WASHINGTON, June 16, 2026 —
Kevin Warsh was sworn in as Federal Reserve Chair on May 22, 2026, and today he presides over his first Federal Open Market Committee meeting — the most closely watched monetary policy event of the year. It combines new Fed leadership with an uncertain rate outlook shaped by elevated inflation and energy prices. The two-day session that opened this morning concludes tomorrow at 2 p.m. Eastern, when the rate decision, updated economic projections, and Warsh’s first press conference will land simultaneously.
Nearly 97.4% of traders in the CME FedWatch market expect rates to stay unchanged. A poll of 102 economists found 72 of them expecting no rate change through the rest of 2026. The rate decision is not the story. What happens around it is.
The Inflation Numbers Warsh Cannot Ignore
Wall Street widely expects the central bank to maintain the benchmark rate within its current range of 3.5% to 3.75% during the June 16–17 gathering. Officials are assessing how energy-price disruptions stemming from the Iran war are affecting the broader economy.
Inflation remains above target and energy prices are elevated. Both factors reduce the case for near-term rate cuts. The May Consumer Price Index showed inflation running at 4.2% year over year — its highest reading in three years — against the Fed’s stated 2% target. At the same time, the economy added 172,000 jobs in May and the unemployment rate holds at 4.3%. That combination — hot inflation plus a resilient labor market — is precisely what central bank orthodoxy says calls for tighter, not looser, policy.
The Dot Plot, the Bias Shift, and What Could Rattle Markets
This June meeting is a quarterly projection meeting. It will produce an updated Summary of Economic Projections, a fresh dot plot, and a press conference at 2:30 p.m. Eastern on June 17. The median dot — the middle forecast — provides a consensus view of where the committee expects rates to be at year-end. A median dot showing one hike in 2026 would signal a modest tightening bias; two hikes would be meaningfully hawkish relative to current market pricing.
Beyond the dot plot, markets are watching for a subtler but potentially more significant shift. The Fed has kept an “easing bias” baked into its statement language for several consecutive meetings — signaling that the next move, when it comes, is likely a cut. Economists anticipate a shift from an easing bias to a neutral policy stance. That language change alone — with no rate move — would tell bond markets to stop pricing in relief. Mortgage rates, corporate borrowing costs, and credit card rates would all respond.

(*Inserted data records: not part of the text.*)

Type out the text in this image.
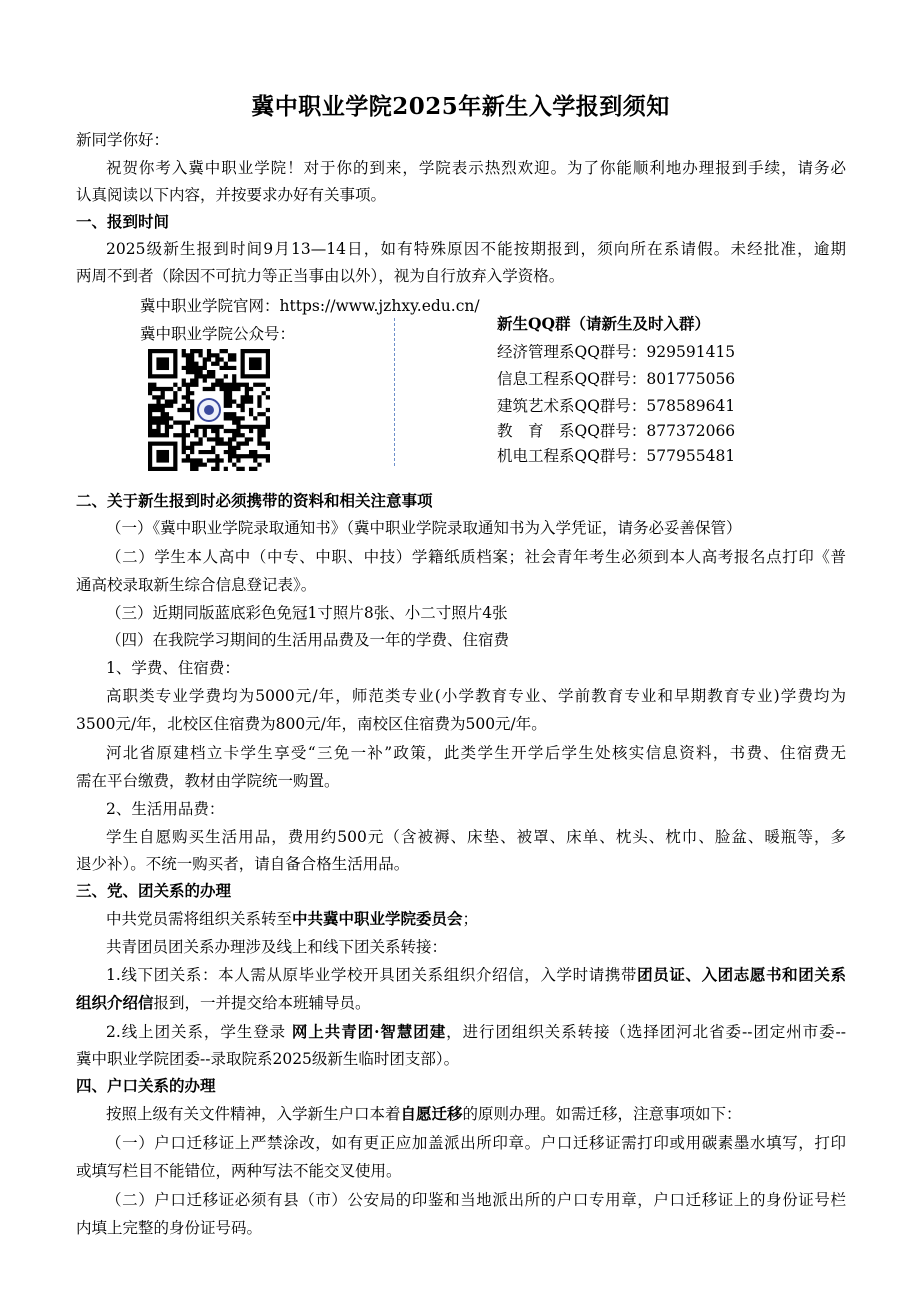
冀中职业学院2025年新生入学报到须知
新同学你好：
祝贺你考入冀中职业学院！对于你的到来，学院表示热烈欢迎。为了你能顺利地办理报到手续，请务必
认真阅读以下内容，并按要求办好有关事项。
一、报到时间
2025级新生报到时间9月13—14日，如有特殊原因不能按期报到，须向所在系请假。未经批准，逾期
两周不到者（除因不可抗力等正当事由以外），视为自行放弃入学资格。
冀中职业学院官网：https://www.jzhxy.edu.cn/
冀中职业学院公众号：
新生QQ群（请新生及时入群）
经济管理系QQ群号：929591415
信息工程系QQ群号：801775056
建筑艺术系QQ群号：578589641
教　育　系QQ群号：877372066
机电工程系QQ群号：577955481
二、关于新生报到时必须携带的资料和相关注意事项
（一）《冀中职业学院录取通知书》（冀中职业学院录取通知书为入学凭证，请务必妥善保管）
（二）学生本人高中（中专、中职、中技）学籍纸质档案；社会青年考生必须到本人高考报名点打印《普
通高校录取新生综合信息登记表》。
（三）近期同版蓝底彩色免冠1寸照片8张、小二寸照片4张
（四）在我院学习期间的生活用品费及一年的学费、住宿费
1、学费、住宿费：
高职类专业学费均为5000元/年，师范类专业(小学教育专业、学前教育专业和早期教育专业)学费均为
3500元/年，北校区住宿费为800元/年，南校区住宿费为500元/年。
河北省原建档立卡学生享受“三免一补”政策，此类学生开学后学生处核实信息资料，书费、住宿费无
需在平台缴费，教材由学院统一购置。
2、生活用品费：
学生自愿购买生活用品，费用约500元（含被褥、床垫、被罩、床单、枕头、枕巾、脸盆、暖瓶等，多
退少补）。不统一购买者，请自备合格生活用品。
三、党、团关系的办理
中共党员需将组织关系转至中共冀中职业学院委员会；
共青团员团关系办理涉及线上和线下团关系转接：
1.线下团关系：本人需从原毕业学校开具团关系组织介绍信，入学时请携带团员证、入团志愿书和团关系
组织介绍信报到，一并提交给本班辅导员。
2.线上团关系，学生登录 网上共青团·智慧团建，进行团组织关系转接（选择团河北省委--团定州市委--
冀中职业学院团委--录取院系2025级新生临时团支部）。
四、户口关系的办理
按照上级有关文件精神，入学新生户口本着自愿迁移的原则办理。如需迁移，注意事项如下：
（一）户口迁移证上严禁涂改，如有更正应加盖派出所印章。户口迁移证需打印或用碳素墨水填写，打印
或填写栏目不能错位，两种写法不能交叉使用。
（二）户口迁移证必须有县（市）公安局的印鉴和当地派出所的户口专用章，户口迁移证上的身份证号栏
内填上完整的身份证号码。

The Trump Factor: Warsh Between the Data and the President
Trump picked Kevin Warsh because he wanted lower interest rates, having repeatedly criticized Jerome Powell for not cutting fast enough. In February 2026, Trump even said he would not have chosen Warsh if Warsh wanted rate hikes. But the data has moved against that expectation. Inflation rose to a three-year high. After May’s jobs numbers, Goldman Sachs dropped its forecast for a December 2026 rate cut and pushed its expected cuts to 2027. Trump still went public before Warsh’s first meeting, saying there was “no reason” to raise rates and that the Fed should lower them.

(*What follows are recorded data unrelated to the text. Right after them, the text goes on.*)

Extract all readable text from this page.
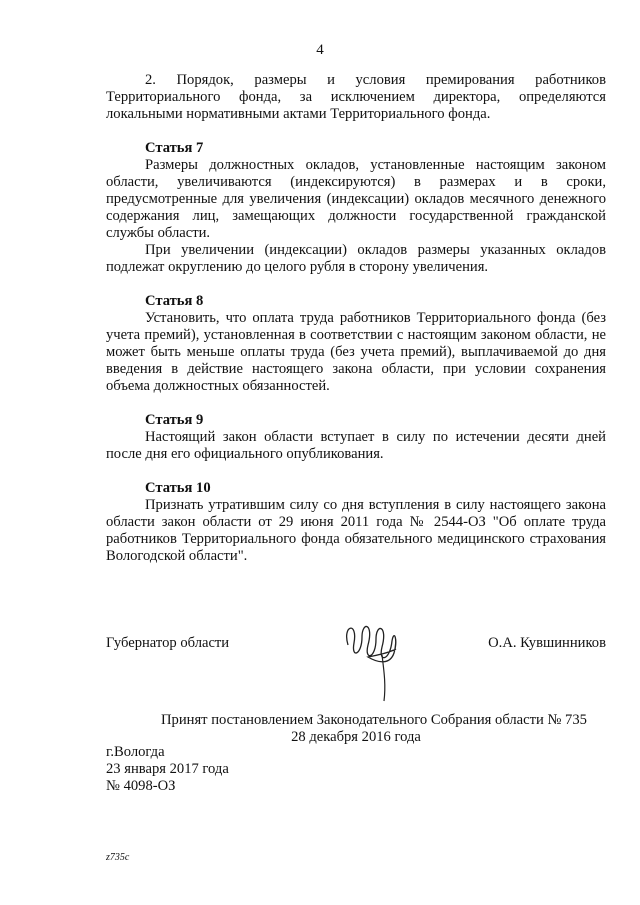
4

2. Порядок, размеры и условия премирования работников Территориального фонда, за исключением директора, определяются локальными нормативными актами Территориального фонда.

Статья 7

Размеры должностных окладов, установленные настоящим законом области, увеличиваются (индексируются) в размерах и в сроки, предусмотренные для увеличения (индексации) окладов месячного денежного содержания лиц, замещающих должности государственной гражданской службы области.

При увеличении (индексации) окладов размеры указанных окладов подлежат округлению до целого рубля в сторону увеличения.

Статья 8

Установить, что оплата труда работников Территориального фонда (без учета премий), установленная в соответствии с настоящим законом области, не может быть меньше оплаты труда (без учета премий), выплачиваемой до дня введения в действие настоящего закона области, при условии сохранения объема должностных обязанностей.

Статья 9

Настоящий закон области вступает в силу по истечении десяти дней после дня его официального опубликования.

Статья 10

Признать утратившим силу со дня вступления в силу настоящего закона области закон области от 29 июня 2011 года № 2544-ОЗ "Об оплате труда работников Территориального фонда обязательного медицинского страхования Вологодской области".

Губернатор области	О.А. Кувшинников

Принят постановлением Законодательного Собрания области № 735

28 декабря 2016 года

г.Вологда

23 января 2017 года

№ 4098-ОЗ

z735c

That creates a direct tension that tomorrow’s press conference will test in real time. At his swearing-in ceremony, Warsh pledged a “reform-oriented Federal Reserve” focused on integrity and policy discipline, and said he favored “messier meetings” where policymakers could have “a good family fight.” That language sounds like independence. Whether it survives contact with a president who views rate policy as a personal priority is the question that Wall Street, every mortgage holder in America, and foreign central banks are all waiting to have answered.
The Iran Peace Deal Wildcard
One variable entered the room Sunday morning that no FOMC member had modeled: the U.S.-Iran ceasefire announcement. The Strait of Hormuz — largely closed since December — is set to reopen. Oil prices fell on the news. If energy prices ease materially over the next two months, one of the primary drivers of the 4.2% inflation reading could soften before the September FOMC meeting.

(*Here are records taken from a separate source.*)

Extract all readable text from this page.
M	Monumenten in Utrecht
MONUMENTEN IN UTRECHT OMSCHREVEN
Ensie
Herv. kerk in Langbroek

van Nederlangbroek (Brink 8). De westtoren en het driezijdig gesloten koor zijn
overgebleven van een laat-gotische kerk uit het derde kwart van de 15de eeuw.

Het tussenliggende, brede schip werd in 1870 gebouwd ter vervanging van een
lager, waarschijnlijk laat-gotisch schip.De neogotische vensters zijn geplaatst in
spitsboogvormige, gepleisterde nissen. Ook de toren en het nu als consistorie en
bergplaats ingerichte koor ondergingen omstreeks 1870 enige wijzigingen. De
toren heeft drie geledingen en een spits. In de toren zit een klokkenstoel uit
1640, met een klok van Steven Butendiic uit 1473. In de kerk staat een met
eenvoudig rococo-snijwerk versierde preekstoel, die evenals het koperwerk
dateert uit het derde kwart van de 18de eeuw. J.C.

But the Fed works on data, not announcements. The Iran deal is a memorandum of understanding with a 60-day nuclear negotiation window still ahead. Warsh cannot cut rates based on a peace agreement that is not yet fully implemented. He can acknowledge the development — and almost certainly will — without letting it change the policy calculus for tomorrow’s decision. The June 17 statement was largely written before Sunday. What it says about energy uncertainty will be the most closely parsed sentence in tomorrow’s release.